Боцман, радостный, что все обошлось, быстро повернулся к команде и уже сам начальственно цыкнул:
– Ну, чего раззявились?! Приказ слышали?!
Головорезы, выйдя из подобострастного оцепенения, живо но осторожно, стараясь не лязгать железом, кинулись грузить ящики с ружьями и амуницией в привязанные к борту шхуны и отчаянно пляшущие на волнах шлюпки.
Подминая под себя предрассветный туман, тяжелые валы холодного океана мерно накатывали на скалистый берег, поросший девственным лесом. Сквозь душные клубы испарений радужным ореолом просвечивало восходящее солнце.
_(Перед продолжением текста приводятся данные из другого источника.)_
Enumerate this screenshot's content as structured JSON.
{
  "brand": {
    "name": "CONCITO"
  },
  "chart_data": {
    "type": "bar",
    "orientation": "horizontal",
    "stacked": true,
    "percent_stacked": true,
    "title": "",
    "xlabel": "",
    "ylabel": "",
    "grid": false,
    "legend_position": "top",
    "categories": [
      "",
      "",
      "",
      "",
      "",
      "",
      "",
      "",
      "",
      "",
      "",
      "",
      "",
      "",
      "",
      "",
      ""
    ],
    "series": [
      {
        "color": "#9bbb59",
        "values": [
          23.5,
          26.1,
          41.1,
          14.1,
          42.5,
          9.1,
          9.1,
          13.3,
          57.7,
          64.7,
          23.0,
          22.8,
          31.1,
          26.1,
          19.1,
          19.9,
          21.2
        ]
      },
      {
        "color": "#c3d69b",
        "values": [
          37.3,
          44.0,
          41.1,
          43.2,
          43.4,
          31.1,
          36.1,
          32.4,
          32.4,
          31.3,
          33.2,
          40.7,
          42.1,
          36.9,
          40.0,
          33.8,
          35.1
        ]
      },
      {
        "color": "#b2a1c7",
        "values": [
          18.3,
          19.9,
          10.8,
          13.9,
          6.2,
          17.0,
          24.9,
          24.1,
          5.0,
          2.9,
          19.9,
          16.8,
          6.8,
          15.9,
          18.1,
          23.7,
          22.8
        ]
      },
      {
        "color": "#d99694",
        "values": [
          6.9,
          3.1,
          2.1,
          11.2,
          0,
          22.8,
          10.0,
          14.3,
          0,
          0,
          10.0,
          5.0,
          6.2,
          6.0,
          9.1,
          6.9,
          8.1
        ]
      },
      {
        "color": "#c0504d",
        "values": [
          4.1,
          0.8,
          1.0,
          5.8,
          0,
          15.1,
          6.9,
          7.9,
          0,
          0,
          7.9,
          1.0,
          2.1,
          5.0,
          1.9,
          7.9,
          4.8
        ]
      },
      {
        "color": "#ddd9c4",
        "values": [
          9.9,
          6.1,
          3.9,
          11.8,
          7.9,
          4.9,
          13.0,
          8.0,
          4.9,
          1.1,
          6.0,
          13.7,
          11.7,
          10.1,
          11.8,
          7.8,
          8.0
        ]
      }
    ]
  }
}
Семейство морских бобров, подставив солнцу мохнатые животики, лениво почесывалось, полусонно покачиваясь на волнах. Вожак, смешно топорща мокрый мех и приподняв маленькую головку, бдительно поглядывал по сторонам. Вокруг усов на острой мордочке вожака поблескивала седина, что говорило о его незаурядности и заодно придавало шкурке особый оттенок. Конечно, вожаку были неведомы страсти людского мира, иначе его изрядно позабавил бы тот факт, что прекрасная шкура, которой он так дорожил, была нынче на вес золота и расхожий каламбур «дорожи своей шкурой» имел для него отнюдь не отвлеченное значение. Но эти страсти были сокрыты от его бобрового сознания, да и не до забав ему было. «Доживать до старости» нынче становилось все тяжелей. Весь мир, казалось, ополчился против его сородичей. Почесав за ухом и распушив слипшийся мокрый мех, вожак достал из меховой складки на животе заранее припасенный острый камушек и приготовился с его помощью открыть большущую устрицу, чтоб наконец-то спокойно позавтракать. Но нет, что-то ему все же не нравилось. Устав бороться с инстинктом, подсказывавшим неладное, вожак, недовольно свистнув, юркнул под воду. За ним, не смея ослушаться, последовало и все многочисленное семейство, сверкнув на солнце темной медью великолепного меха. Мудрость и жизненный опыт не подвели вожака и на сей раз.